I poked around a bit and couldn't find any mention of this before. Is it possible to specify the starting number or letter for %c?
I'm using exiftool to replicate the functionality of an older, deprecated tool used to download images from a memory card. When it encounters a duplicate destination filename, it appends a letter. The only difference is the other piece of software starts with 'a', whereas exiftool starts with 'b'. I thought I would be clever by specifying '%lnc', but alas that simply translates to a literal %lnc in the filename. ;D
Try this: %-.lc
By default, the copy number
is omitted from the first file of a given name, but this can be
changed by adding a decimal point to the modifier.
[...]
-w H%-lc.txt # H.txt, H-b.txt, H-c.txt ...
[...]
All format codes may be modified by 'l' or 'u' to specify lower or
upper case respectively (ie. %le for a lower case file extension).

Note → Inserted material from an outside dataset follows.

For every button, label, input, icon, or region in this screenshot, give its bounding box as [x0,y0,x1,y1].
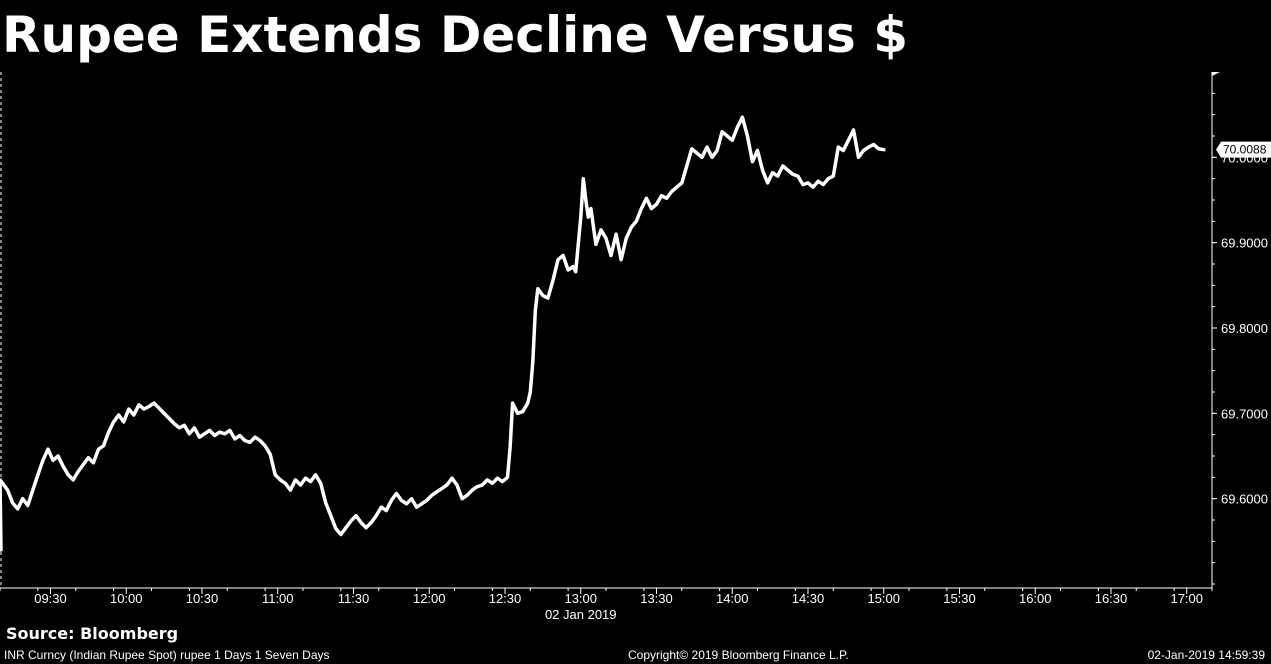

When used to modify %c or %C, the numbers are changed to an
alphabetical base (see example H above).
- Phil
Hi Phil,
The way I understand the question is that he wants file.ext, file-a.ext, file-b.ext, etc. Not file-a.ext, file-b.ext, file-c.ext. So no extension on the first, but thereafter starting with a, not b.
Ah, ok. Right. Then I understand the %lnc suggestion now. This currently can't be done, and I don't like the idea of changing exiftool to allow multiple format modifiers, so I'm not sure what to suggest here.
- Phil
There's always a regexp that could be applied to change the suffixes ;D
Phil,
I don't think overloading the semantics of a format modifier would be the right way to do it either. How about adding a range specification to %c? That could simultaneously address both the numbering type and the start/stop points? I'll borrow from bash, but obviously the actual syntax might be different:
%c{4} - 4, 5, 6, 7, 8, ...
%c{0004} - 0004, 0005, 0006, 0007, 0008, ...
%c{a} - a, b, c, d, e, ...
%c{L} - L, M, N, O, P ...
%c{0..15} - 0, 1, 2, ... 13, 14, 15
%c{P..C} - P, O, N, ... E, D, C
%c{100..999..5} - 100, 105, 110, ... 985, 990, 995
%c{cam1,cam2,cam3} - cam1, cam2, cam3, cam1, cam2, cam3, cam1, ...
(mostly based on https://www.gnu.org/software/bash/manual/html_node/Brace-Expansion.html)
There would be some duplication of functionality with existing modifiers, but both systems could be maintained for compatibility. And it does seem like a lot of work just to satisfy my own personal use case, but I'm just spitballin' here. ;D
Quote from: Hayo Baan on July 08, 2019, 04:02:35 PM
There's always a regexp that could be applied to change the suffixes ;D
You mean within exiftool itself, or running a separate rename script afterwards (which is what I've been doing)? My way is rather inelegant, though... basically just renaming 'b' to 'a', 'c' to 'b', 'd' to 'c', etc.
Quote from: Phil Harvey on July 09, 2019, 11:26:04 AM
Your idea sounds very powerful, but is more work than I think is justified by the demand for a feature like this.
How about simply allowing the specification of the starting number or letter? Although in my experience, most of the work is just adding the framework to allow for a new feature... :-\
I don't need to update exiftool that often, so maybe I'll just keep a local patch that increments starting with 'a'.
Whoa. Somehow my post wound up in the bit bucket. Here it is back again:
It could be done with exiftool:
1. run your command to rename the files with suffixes '', '-b', '-c', ...
2. exiftool -fileorder filename "-filename<${filename;s/-([b-z])\./'-'.chr(ord($1)-1).'.'/e}" DIR
Your idea sounds very powerful, but is more work than I think is justified by the demand for a feature like this.